Commanders and leaders

= Battle of Castione =

1449 battle of the Milanese War of Succession

The Battle of Castione was fought on 6 July 1449 between the Golden Ambrosian Republic (Milan) and the Swiss canton of Uri.
The site of the battle is near that of the earlier Battle of Arbedo, both in the territory of the current-day municipality of Arbedo-Castione in the Swiss canton of Ticino.

==Background==
The cause of both battles was the contest for control of the nearby fortified city of Bellinzona, which at the time was at the point of overlap of the spheres of influence of the Old Swiss Confederacy and the Duchy of Milan. Control of Bellinzona was the strategic key to controlling the Gotthard Pass and the valleys of Ticino and Misox. Uri had won Bellinzona in 1419, but lost it again as a result of the Battle of Arbedo of 1422.
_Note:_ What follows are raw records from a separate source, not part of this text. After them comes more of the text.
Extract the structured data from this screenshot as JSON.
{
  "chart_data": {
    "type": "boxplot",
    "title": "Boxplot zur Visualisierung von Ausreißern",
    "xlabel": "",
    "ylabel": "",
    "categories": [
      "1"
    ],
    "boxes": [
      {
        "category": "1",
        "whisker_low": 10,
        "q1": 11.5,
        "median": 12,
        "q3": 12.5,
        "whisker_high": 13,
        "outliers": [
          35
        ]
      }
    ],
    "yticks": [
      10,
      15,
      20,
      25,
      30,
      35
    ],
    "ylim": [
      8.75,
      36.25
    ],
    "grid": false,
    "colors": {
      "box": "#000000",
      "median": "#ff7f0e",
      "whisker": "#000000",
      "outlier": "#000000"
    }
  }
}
In 1439, Uri launched a renewed campaign to regain the valleys in the southern Alps, and in 1441 forced Milan to yield the Leventina (which had already come under Swiss control in 1430). The Milanese War of Succession that followed the death of Duke Filippo Maria Visconti in 1447 and the formation of the Golden Ambrosian Republic encouraged Uri to push towards Bellinzona once again.

==Battle==

In early 1449, Uri occupied Leventina and the Riviera, reaching as far as Bellinzona. The Golden Ambrosian Republic charged condottiero Giovanni della Noce with leading the campaign against the Swiss to re-establish Milanese control over the Sottoceneri. On 9 July 1449, in a battle which lasted for most of the day, the Milanese defeated and put to flight the forces of Uri near the village of Castione, north of Bellinzona. The village was burned down, and Uri was forced to retreat to the Misox. Milan secured control over Bellinzona and the Riviera.

==Aftermath==

A formal peace treaty was enacted in 1450, and in 1466, Milan agreed to grant the Leventina to Uri permanently. The defeat at Castione halted Swiss expansion south of the Alps for several decades, until the Confederate campaign of 1478, and the Swiss victory in the Battle of Giornico in 1487.

In Swiss historiography, the account of the Battle of Castione was corrupted because historian Theodor von Liebenau (1840-1914) confused it with the Battle of Castiglione Olona (1450), fought between the Ambrosian Republic and forces of Francesco I Sforza. Proper identification of the battle was left to historians of the 20th century.